GPT-4: The Latest Model For, But Not Limited To, ChatGPT
OpenAI has developed GPT-4, a large multimodal model that can accept both text and image inputs and emit text outputs, exhibiting human-level performance on various professional and academic benchmarks, including passing a simulated bar exam with a score around the top 10% of test takers. It is more reliable, creative, and able to handle much more nuanced instructions than GPT-3.5. GPT-4 considerably outperforms existing large language models, alongside most state-of-the-art (SOTA) models, and can accept a prompt of text and images, generating text outputs given inputs consisting of interspersed text and images. However, it still has limitations and is not fully reliable. Image inputs are still a research preview and not publicly available. GPT-4’s text input capability will be released via ChatGPT and the API, and its image input capability will be made available through a single partner. OpenAI is also open-sourcing OpenAI Evals, its framework for automated evaluation of AI model performance, to allow anyone to report shortcomings in its models to guide further improvements.
Other AI Tools
Although Google and Microsoft with OpenAI are currently leading the race in the AI industry, it’s important to note that there are several other AI tools available. Aside from ChatGPT, OpenAI has various AI projects. OpenAI’s Dall-E can produce art and images from a textual description. Another example is Salesforce’s Einstein AI, which is a business intelligence AI that acts as a smart assistant, providing recommendations and automating repetitive data input for employees, thus enabling them to make informed decisions. What’s more, not all AI tools are backed by big corporations. CodeProject.AI is a prime example of a great tool that provides image and video analysis for applications such as object detection in a security system.
The Future of AI
The future of AI is promising and holds immense potential for advancements in various industries. AI will continue to revolutionize the way we work and live, transforming business operations and enhancing human capabilities. We can expect to see more sophisticated AI systems that can perform complex tasks with greater accuracy, efficiency, and speed, which will lead to increased productivity and profitability.

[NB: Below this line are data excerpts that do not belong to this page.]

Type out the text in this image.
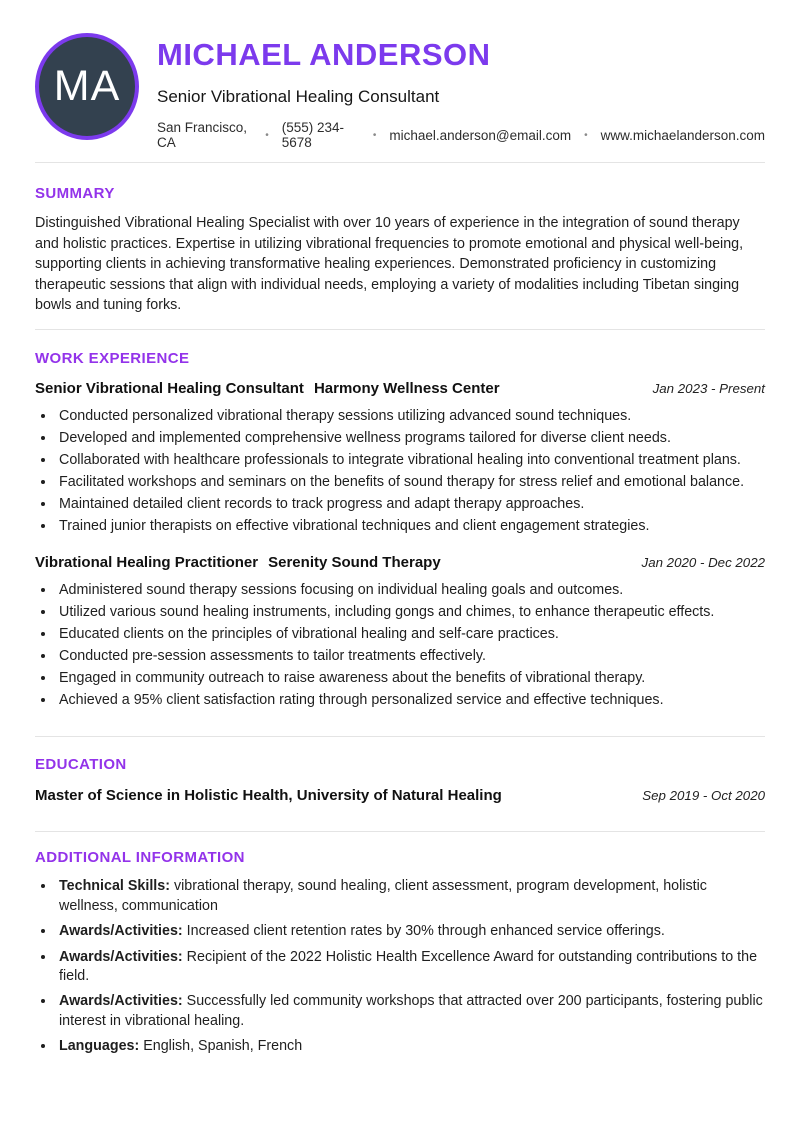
MA
MICHAEL ANDERSON
Senior Vibrational Healing Consultant
San Francisco, CA	• (555) 234-5678	• michael.anderson@email.com • www.michaelanderson.com
SUMMARY

Distinguished Vibrational Healing Specialist with over 10 years of experience in the integration of sound therapy and holistic practices. Expertise in utilizing vibrational frequencies to promote emotional and physical well-being, supporting clients in achieving transformative healing experiences. Demonstrated proficiency in customizing therapeutic sessions that align with individual needs, employing a variety of modalities including Tibetan singing bowls and tuning forks.

WORK EXPERIENCE
Senior Vibrational Healing Consultant Harmony Wellness Center	Jan 2023 - Present
• Conducted personalized vibrational therapy sessions utilizing advanced sound techniques.
• Developed and implemented comprehensive wellness programs tailored for diverse client needs.
• Collaborated with healthcare professionals to integrate vibrational healing into conventional treatment plans.
• Facilitated workshops and seminars on the benefits of sound therapy for stress relief and emotional balance.
• Maintained detailed client records to track progress and adapt therapy approaches.
• Trained junior therapists on effective vibrational techniques and client engagement strategies.
Vibrational Healing Practitioner Serenity Sound Therapy	Jan 2020 - Dec 2022
• Administered sound therapy sessions focusing on individual healing goals and outcomes.
• Utilized various sound healing instruments, including gongs and chimes, to enhance therapeutic effects.
• Educated clients on the principles of vibrational healing and self-care practices.
• Conducted pre-session assessments to tailor treatments effectively.
• Engaged in community outreach to raise awareness about the benefits of vibrational therapy.
• Achieved a 95% client satisfaction rating through personalized service and effective techniques.
EDUCATION
Master of Science in Holistic Health, University of Natural Healing	Sep 2019 - Oct 2020
ADDITIONAL INFORMATION
• Technical Skills: vibrational therapy, sound healing, client assessment, program development, holistic wellness, communication
• Awards/Activities: Increased client retention rates by 30% through enhanced service offerings.
• Awards/Activities: Recipient of the 2022 Holistic Health Excellence Award for outstanding contributions to the field.
• Awards/Activities: Successfully led community workshops that attracted over 200 participants, fostering public interest in vibrational healing.
• Languages: English, Spanish, French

In the near future, we will see AI being integrated into more consumer products and services, such as virtual assistants, smart homes, and self-driving cars. We will also see AI being used more in healthcare to assist in diagnosis and treatment, as well as in education to personalize learning experiences for students.
As corporations compete to be at the top of the AI industry, AI technologies will continue to develop rapidly. We may see the emergence of more advanced forms of AI, such as Artificial General Intelligence (AGI), which can perform tasks across a wide range of domains and potentially surpass human-level intelligence. However, AGI raises significant ethical concerns, and it will be crucial to ensure that AI development is aligned with human values and goals.
Overall, the future of AI and the impact of artificial intelligence is exciting, and we can expect to see continued growth and advancements in this field, which will undoubtedly have a significant impact on society and our daily lives.